Ein Dokument wird nie gegen ein einzelnes Regelwerk geprüft, sondern gegen einen Stapel. Am Präfix erkennen Sie, wer die Regel aufgestellt hat:

PräfixHerkunftBeispiel
BR-Kern von EN 16931BR-11 Länderkennzeichen der Käuferanschrift
BR-CO-Rechenregeln der NormBR-CO-10 Positionssummen
BR-DE-, DE-R-deutsche ZusatzregelnDE-R-001 Zahlungsangaben
PEPPOL-Peppol-VerbundRegeln für BIS Billing
UBL-CR-, CII-SR-syntaxspezifischCodelisten, Attribute

Ein Dokument muss alle zutreffenden bestehen. Deshalb genügt es nicht, gegen EN 16931 zu prüfen, wenn das Ziel eine deutsche Behörde ist.

Eine Fehlermeldung lesen

text
1[BR-DE-2] fatal
2The group "SELLER CONTACT" (BG-6) shall be provided.

Schritt 1 — Schweregrad. fatal? Dann ist das der Ablehnungsgrund. warning? Dann liegt die Ursache woanders.

Schritt 2 — Präfix. BR-DE- sagt: deutsche Zusatzregel. Ihr Dokument erfüllt also möglicherweise die europäische Norm einwandfrei und scheitert nur an der nationalen Verschärfung.

Schritt 3 — BT/BG-Nummer. BG-6 ist die Kontaktgruppe des Verkäufers. Suchen Sie in Ihrem System nach dem, was diese Gruppe füllt — nicht nach dem Elementnamen.

Schritt 4 — bei Bedarf den Test ansehen. Wenn die Meldung mehrdeutig bleibt, ist der XPath-Ausdruck die verbindliche Auskunft. Er sagt genau, an welcher Stelle gesucht wurde.

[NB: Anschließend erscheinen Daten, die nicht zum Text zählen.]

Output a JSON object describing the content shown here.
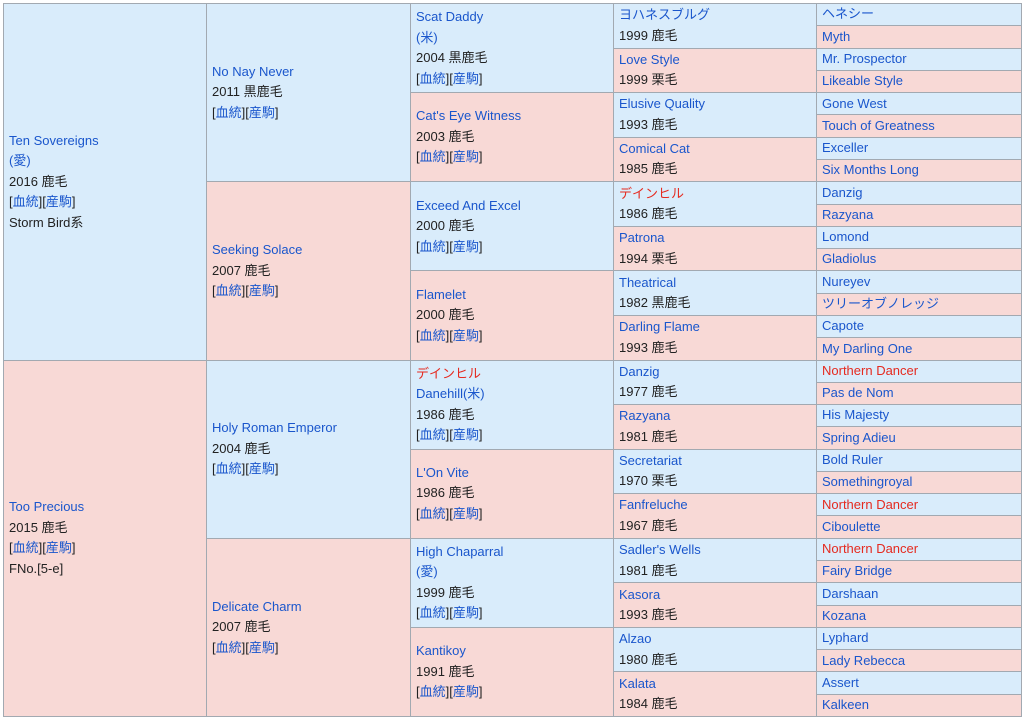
{
  "gen1": [
    {
      "lines": [
        {
          "t": "Ten Sovereigns",
          "c": "blue"
        },
        {
          "t": "(愛)",
          "c": "blue"
        },
        {
          "t": "2016 鹿毛",
          "c": "txt"
        },
        {
          "links": true
        },
        {
          "t": "Storm Bird系",
          "c": "txt"
        }
      ]
    },
    {
      "lines": [
        {
          "t": "Too Precious",
          "c": "blue"
        },
        {
          "t": "2015 鹿毛",
          "c": "txt"
        },
        {
          "links": true
        },
        {
          "t": "FNo.[5-e]",
          "c": "txt"
        }
      ]
    }
  ],
  "gen2": [
    {
      "lines": [
        {
          "t": "No Nay Never",
          "c": "blue"
        },
        {
          "t": "2011 黒鹿毛",
          "c": "txt"
        },
        {
          "links": true
        }
      ]
    },
    {
      "lines": [
        {
          "t": "Seeking Solace",
          "c": "blue"
        },
        {
          "t": "2007 鹿毛",
          "c": "txt"
        },
        {
          "links": true
        }
      ]
    },
    {
      "lines": [
        {
          "t": "Holy Roman Emperor",
          "c": "blue"
        },
        {
          "t": "2004 鹿毛",
          "c": "txt"
        },
        {
          "links": true
        }
      ]
    },
    {
      "lines": [
        {
          "t": "Delicate Charm",
          "c": "blue"
        },
        {
          "t": "2007 鹿毛",
          "c": "txt"
        },
        {
          "links": true
        }
      ]
    }
  ],
  "gen3": [
    {
      "lines": [
        {
          "t": "Scat Daddy",
          "c": "blue"
        },
        {
          "t": "(米)",
          "c": "blue"
        },
        {
          "t": "2004 黒鹿毛",
          "c": "txt"
        },
        {
          "links": true
        }
      ]
    },
    {
      "lines": [
        {
          "t": "Cat's Eye Witness",
          "c": "blue"
        },
        {
          "t": "2003 鹿毛",
          "c": "txt"
        },
        {
          "links": true
        }
      ]
    },
    {
      "lines": [
        {
          "t": "Exceed And Excel",
          "c": "blue"
        },
        {
          "t": "2000 鹿毛",
          "c": "txt"
        },
        {
          "links": true
        }
      ]
    },
    {
      "lines": [
        {
          "t": "Flamelet",
          "c": "blue"
        },
        {
          "t": "2000 鹿毛",
          "c": "txt"
        },
        {
          "links": true
        }
      ]
    },
    {
      "lines": [
        {
          "t": "デインヒル",
          "c": "red"
        },
        {
          "t": "Danehill(米)",
          "c": "blue"
        },
        {
          "t": "1986 鹿毛",
          "c": "txt"
        },
        {
          "links": true
        }
      ]
    },
    {
      "lines": [
        {
          "t": "L'On Vite",
          "c": "blue"
        },
        {
          "t": "1986 鹿毛",
          "c": "txt"
        },
        {
          "links": true
        }
      ]
    },
    {
      "lines": [
        {
          "t": "High Chaparral",
          "c": "blue"
        },
        {
          "t": "(愛)",
          "c": "blue"
        },
        {
          "t": "1999 鹿毛",
          "c": "txt"
        },
        {
          "links": true
        }
      ]
    },
    {
      "lines": [
        {
          "t": "Kantikoy",
          "c": "blue"
        },
        {
          "t": "1991 鹿毛",
          "c": "txt"
        },
        {
          "links": true
        }
      ]
    }
  ],
  "gen4": [
    {
      "lines": [
        {
          "t": "ヨハネスブルグ",
          "c": "blue"
        },
        {
          "t": "1999 鹿毛",
          "c": "txt"
        }
      ]
    },
    {
      "lines": [
        {
          "t": "Love Style",
          "c": "blue"
        },
        {
          "t": "1999 栗毛",
          "c": "txt"
        }
      ]
    },
    {
      "lines": [
        {
          "t": "Elusive Quality",
          "c": "blue"
        },
        {
          "t": "1993 鹿毛",
          "c": "txt"
        }
      ]
    },
    {
      "lines": [
        {
          "t": "Comical Cat",
          "c": "blue"
        },
        {
          "t": "1985 鹿毛",
          "c": "txt"
        }
      ]
    },
    {
      "lines": [
        {
          "t": "デインヒル",
          "c": "red"
        },
        {
          "t": "1986 鹿毛",
          "c": "txt"
        }
      ]
    },
    {
      "lines": [
        {
          "t": "Patrona",
          "c": "blue"
        },
        {
          "t": "1994 栗毛",
          "c": "txt"
        }
      ]
    },
    {
      "lines": [
        {
          "t": "Theatrical",
          "c": "blue"
        },
        {
          "t": "1982 黒鹿毛",
          "c": "txt"
        }
      ]
    },
    {
      "lines": [
        {
          "t": "Darling Flame",
          "c": "blue"
        },
        {
          "t": "1993 鹿毛",
          "c": "txt"
        }
      ]
    },
    {
      "lines": [
        {
          "t": "Danzig",
          "c": "blue"
        },
        {
          "t": "1977 鹿毛",
          "c": "txt"
        }
      ]
    },
    {
      "lines": [
        {
          "t": "Razyana",
          "c": "blue"
        },
        {
          "t": "1981 鹿毛",
          "c": "txt"
        }
      ]
    },
    {
      "lines": [
        {
          "t": "Secretariat",
          "c": "blue"
        },
        {
          "t": "1970 栗毛",
          "c": "txt"
        }
      ]
    },
    {
      "lines": [
        {
          "t": "Fanfreluche",
          "c": "blue"
        },
        {
          "t": "1967 鹿毛",
          "c": "txt"
        }
      ]
    },
    {
      "lines": [
        {
          "t": "Sadler's Wells",
          "c": "blue"
        },
        {
          "t": "1981 鹿毛",
          "c": "txt"
        }
      ]
    },
    {
      "lines": [
        {
          "t": "Kasora",
          "c": "blue"
        },
        {
          "t": "1993 鹿毛",
          "c": "txt"
        }
      ]
    },
    {
      "lines": [
        {
          "t": "Alzao",
          "c": "blue"
        },
        {
          "t": "1980 鹿毛",
          "c": "txt"
        }
      ]
    },
    {
      "lines": [
        {
          "t": "Kalata",
          "c": "blue"
        },
        {
          "t": "1984 鹿毛",
          "c": "txt"
        }
      ]
    }
  ],
  "gen5": [
    {
      "t": "ヘネシー",
      "c": "blue"
    },
    {
      "t": "Myth",
      "c": "blue"
    },
    {
      "t": "Mr. Prospector",
      "c": "blue"
    },
    {
      "t": "Likeable Style",
      "c": "blue"
    },
    {
      "t": "Gone West",
      "c": "blue"
    },
    {
      "t": "Touch of Greatness",
      "c": "blue"
    },
    {
      "t": "Exceller",
      "c": "blue"
    },
    {
      "t": "Six Months Long",
      "c": "blue"
    },
    {
      "t": "Danzig",
      "c": "blue"
    },
    {
      "t": "Razyana",
      "c": "blue"
    },
    {
      "t": "Lomond",
      "c": "blue"
    },
    {
      "t": "Gladiolus",
      "c": "blue"
    },
    {
      "t": "Nureyev",
      "c": "blue"
    },
    {
      "t": "ツリーオブノレッジ",
      "c": "blue"
    },
    {
      "t": "Capote",
      "c": "blue"
    },
    {
      "t": "My Darling One",
      "c": "blue"
    },
    {
      "t": "Northern Dancer",
      "c": "red"
    },
    {
      "t": "Pas de Nom",
      "c": "blue"
    },
    {
      "t": "His Majesty",
      "c": "blue"
    },
    {
      "t": "Spring Adieu",
      "c": "blue"
    },
    {
      "t": "Bold Ruler",
      "c": "blue"
    },
    {
      "t": "Somethingroyal",
      "c": "blue"
    },
    {
      "t": "Northern Dancer",
      "c": "red"
    },
    {
      "t": "Ciboulette",
      "c": "blue"
    },
    {
      "t": "Northern Dancer",
      "c": "red"
    },
    {
      "t": "Fairy Bridge",
      "c": "blue"
    },
    {
      "t": "Darshaan",
      "c": "blue"
    },
    {
      "t": "Kozana",
      "c": "blue"
    },
    {
      "t": "Lyphard",
      "c": "blue"
    },
    {
      "t": "Lady Rebecca",
      "c": "blue"
    },
    {
      "t": "Assert",
      "c": "blue"
    },
    {
      "t": "Kalkeen",
      "c": "blue"
    }
  ],
  "links": {
    "bloodline": "血統",
    "offspring": "産駒"
  },
  "colors": {
    "sire_bg": "#d9ecfb",
    "dam_bg": "#f8d9d6",
    "link": "#1a56cc",
    "highlight": "#e52a1f",
    "border": "#a2a9b1"
  }
}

Warum Regelwerke Versionen haben

Schematron-Regelwerke werden gepflegt, und mit einer neuen Version ändern sich nicht nur Regeln, sondern gelegentlich auch Schweregrade. Eine Regel, die letztes Jahr eine Warnung war, kann dieses Jahr fatal sein.

Für die Praxis folgt daraus ein unbequemer, aber wichtiger Satz: Eine Rechnung, die durchgegangen ist, ist keine Zusicherung für die nächste. Prüfen Sie gegen die Version, die Ihr Empfänger einsetzt — nicht gegen die, die beim Bau Ihrer Schnittstelle aktuell war.